You're reading: Arbuzov: Talks with IMF on loans have nothing to do with talks with Russia on gas price

Ukrainian First Deputy Prime Minister Serhiy Arbuzov has said he sees no direct link between Ukraine's talks with the International Monetary Fund (IMF) and its talks with Russia regarding the price of natural gas. 

“There is no direct link between the work with the IMF in our country and the work [with Russia] in terms of the gas price,” he said at a press conference in Kyiv on Tuesday, March 19.

Arbuzov also said that Ukraine was in talks on a new program with the IMF.

“Today, we are talking about $15 billion. It is no different from previous ones. There’s not much difference between them for me. We are holding negotiations in the same way as we started negotiations under the last program,” he said.

The IMF mission last worked in Ukraine in the first half of February 2013 and also discussed the possibility of disbursing a new stand-by loan to the country. According to Arbuzov, Kyiv expects to receive SDR 10 billion from the fund, which will help it facilitate payments on previous loans from the IMF, the size of which is about $6 billion this year alone.
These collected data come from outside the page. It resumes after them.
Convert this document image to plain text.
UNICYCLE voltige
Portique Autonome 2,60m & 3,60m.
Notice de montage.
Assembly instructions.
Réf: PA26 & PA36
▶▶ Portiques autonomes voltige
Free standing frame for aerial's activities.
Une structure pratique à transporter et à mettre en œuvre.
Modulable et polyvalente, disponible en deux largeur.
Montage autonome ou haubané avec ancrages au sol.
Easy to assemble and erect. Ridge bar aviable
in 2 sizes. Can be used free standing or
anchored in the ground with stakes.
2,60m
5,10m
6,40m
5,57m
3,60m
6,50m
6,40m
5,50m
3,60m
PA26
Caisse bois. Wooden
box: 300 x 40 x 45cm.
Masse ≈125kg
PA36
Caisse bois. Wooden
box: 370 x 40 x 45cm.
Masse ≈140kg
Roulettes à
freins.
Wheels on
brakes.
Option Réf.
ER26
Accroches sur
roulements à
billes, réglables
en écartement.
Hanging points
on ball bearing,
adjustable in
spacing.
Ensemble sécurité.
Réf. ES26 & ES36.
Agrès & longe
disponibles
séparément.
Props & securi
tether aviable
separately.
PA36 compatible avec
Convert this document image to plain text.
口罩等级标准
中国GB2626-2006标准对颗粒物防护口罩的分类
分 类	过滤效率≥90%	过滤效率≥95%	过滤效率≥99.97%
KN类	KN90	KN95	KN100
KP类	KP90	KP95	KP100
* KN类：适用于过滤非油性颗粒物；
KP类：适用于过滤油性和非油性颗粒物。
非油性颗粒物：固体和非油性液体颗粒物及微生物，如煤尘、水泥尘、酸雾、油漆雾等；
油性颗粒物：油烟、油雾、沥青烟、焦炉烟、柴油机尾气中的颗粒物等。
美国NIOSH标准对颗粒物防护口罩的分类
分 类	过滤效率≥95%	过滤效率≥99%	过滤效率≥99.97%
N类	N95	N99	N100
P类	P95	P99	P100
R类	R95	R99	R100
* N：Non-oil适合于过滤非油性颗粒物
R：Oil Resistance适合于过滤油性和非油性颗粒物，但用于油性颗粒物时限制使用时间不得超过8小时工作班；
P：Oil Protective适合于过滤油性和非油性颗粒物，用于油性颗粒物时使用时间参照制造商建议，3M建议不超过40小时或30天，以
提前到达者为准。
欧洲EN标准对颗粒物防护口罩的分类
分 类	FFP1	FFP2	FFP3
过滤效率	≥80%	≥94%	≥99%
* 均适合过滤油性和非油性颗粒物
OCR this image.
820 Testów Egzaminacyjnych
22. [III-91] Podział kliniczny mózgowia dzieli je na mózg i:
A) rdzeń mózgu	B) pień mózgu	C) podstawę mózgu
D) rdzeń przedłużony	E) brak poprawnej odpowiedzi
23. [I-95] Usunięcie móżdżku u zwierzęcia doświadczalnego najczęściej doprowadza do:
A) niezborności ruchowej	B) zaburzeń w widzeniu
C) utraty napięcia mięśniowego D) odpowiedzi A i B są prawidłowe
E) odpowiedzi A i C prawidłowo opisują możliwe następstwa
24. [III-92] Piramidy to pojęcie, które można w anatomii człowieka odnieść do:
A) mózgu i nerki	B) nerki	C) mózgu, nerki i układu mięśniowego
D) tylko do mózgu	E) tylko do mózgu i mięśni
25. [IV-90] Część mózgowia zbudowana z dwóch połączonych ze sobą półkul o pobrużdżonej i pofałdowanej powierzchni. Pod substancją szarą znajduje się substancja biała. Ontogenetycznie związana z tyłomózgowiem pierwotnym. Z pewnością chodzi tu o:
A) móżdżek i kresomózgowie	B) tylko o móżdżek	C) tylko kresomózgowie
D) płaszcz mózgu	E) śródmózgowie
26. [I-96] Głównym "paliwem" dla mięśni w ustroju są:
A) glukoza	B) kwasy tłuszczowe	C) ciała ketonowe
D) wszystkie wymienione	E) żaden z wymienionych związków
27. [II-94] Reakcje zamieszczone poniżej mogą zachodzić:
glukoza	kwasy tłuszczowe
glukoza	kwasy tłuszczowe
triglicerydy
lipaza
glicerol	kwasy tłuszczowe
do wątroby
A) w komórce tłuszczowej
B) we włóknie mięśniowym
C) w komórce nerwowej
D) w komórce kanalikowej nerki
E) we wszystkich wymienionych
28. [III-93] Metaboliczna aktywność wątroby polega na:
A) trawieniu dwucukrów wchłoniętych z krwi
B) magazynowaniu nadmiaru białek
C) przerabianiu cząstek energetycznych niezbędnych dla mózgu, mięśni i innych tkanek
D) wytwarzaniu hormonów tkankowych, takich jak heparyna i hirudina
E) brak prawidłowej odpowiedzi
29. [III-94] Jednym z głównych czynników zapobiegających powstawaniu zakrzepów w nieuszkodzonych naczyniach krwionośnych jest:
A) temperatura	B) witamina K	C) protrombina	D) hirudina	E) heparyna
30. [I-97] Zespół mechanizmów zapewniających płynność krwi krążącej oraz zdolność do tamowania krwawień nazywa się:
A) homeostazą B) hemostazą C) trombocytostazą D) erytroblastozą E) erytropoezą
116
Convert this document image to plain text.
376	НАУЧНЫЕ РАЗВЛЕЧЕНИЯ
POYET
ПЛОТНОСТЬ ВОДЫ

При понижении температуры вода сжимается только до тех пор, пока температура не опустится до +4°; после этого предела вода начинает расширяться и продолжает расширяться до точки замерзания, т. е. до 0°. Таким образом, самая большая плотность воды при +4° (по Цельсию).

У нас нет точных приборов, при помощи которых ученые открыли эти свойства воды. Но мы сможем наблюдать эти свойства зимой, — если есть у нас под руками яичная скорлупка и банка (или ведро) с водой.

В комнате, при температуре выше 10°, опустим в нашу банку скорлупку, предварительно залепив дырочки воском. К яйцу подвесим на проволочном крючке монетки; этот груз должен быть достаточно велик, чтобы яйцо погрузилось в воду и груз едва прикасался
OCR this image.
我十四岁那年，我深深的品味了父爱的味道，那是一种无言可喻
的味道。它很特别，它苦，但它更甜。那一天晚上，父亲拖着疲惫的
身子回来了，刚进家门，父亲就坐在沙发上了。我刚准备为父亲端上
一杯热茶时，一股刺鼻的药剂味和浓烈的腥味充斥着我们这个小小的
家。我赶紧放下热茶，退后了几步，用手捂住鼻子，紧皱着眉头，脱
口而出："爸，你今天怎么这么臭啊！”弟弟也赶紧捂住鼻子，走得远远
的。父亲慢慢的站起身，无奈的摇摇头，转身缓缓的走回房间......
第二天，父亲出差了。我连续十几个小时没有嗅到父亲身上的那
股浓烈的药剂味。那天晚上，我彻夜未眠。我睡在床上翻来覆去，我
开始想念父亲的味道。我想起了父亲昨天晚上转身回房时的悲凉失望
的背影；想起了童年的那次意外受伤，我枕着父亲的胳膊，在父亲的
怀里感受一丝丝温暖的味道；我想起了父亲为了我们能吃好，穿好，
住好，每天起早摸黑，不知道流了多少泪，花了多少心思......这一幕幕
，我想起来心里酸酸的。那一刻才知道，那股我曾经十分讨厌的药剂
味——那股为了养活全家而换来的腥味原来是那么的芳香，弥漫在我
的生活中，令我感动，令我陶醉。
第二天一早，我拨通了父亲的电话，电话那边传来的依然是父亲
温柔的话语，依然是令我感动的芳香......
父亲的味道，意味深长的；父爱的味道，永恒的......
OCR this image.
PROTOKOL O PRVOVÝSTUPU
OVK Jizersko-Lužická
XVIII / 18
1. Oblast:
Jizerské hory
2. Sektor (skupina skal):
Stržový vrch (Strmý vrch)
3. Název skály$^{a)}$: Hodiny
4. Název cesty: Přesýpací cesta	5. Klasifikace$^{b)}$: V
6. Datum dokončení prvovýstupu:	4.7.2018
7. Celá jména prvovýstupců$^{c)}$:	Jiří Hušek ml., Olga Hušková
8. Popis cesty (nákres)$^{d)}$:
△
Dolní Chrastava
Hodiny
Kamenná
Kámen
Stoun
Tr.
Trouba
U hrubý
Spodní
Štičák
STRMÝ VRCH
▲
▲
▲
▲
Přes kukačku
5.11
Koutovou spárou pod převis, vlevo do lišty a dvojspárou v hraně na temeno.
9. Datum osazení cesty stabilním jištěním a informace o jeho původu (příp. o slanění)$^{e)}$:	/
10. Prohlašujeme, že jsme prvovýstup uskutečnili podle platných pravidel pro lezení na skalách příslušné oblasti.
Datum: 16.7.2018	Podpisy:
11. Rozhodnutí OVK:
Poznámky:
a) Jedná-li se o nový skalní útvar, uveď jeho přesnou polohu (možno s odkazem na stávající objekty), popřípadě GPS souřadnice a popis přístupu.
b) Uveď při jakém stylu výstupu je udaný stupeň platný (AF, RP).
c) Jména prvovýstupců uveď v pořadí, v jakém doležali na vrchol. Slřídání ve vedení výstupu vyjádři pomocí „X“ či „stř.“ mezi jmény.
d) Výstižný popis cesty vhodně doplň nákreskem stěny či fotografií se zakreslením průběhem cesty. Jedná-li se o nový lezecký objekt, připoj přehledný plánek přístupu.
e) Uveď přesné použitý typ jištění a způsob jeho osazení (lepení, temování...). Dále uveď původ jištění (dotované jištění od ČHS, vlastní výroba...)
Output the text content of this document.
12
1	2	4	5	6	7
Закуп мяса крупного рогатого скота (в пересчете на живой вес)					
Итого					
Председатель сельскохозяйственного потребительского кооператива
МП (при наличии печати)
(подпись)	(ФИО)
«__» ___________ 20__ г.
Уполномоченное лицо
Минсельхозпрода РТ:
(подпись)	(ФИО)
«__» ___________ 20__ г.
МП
The previous Ukraine-IMF SBA, also worth SDR 10 billion, was formally terminated in December 2012. It was opened late in July 2010, but the country succeeded in getting two tranches worth a total of SDR 2.25 billion ($3.4 billion). The program was frozen at the stage of the second review in the spring of 2011. For a year and a half, Ukraine had been unsuccessfully trying to persuade the IMF to drop its objections to the government’s subsidizing natural gas tariffs for households until the completion of its gas talks with Russia, but failed.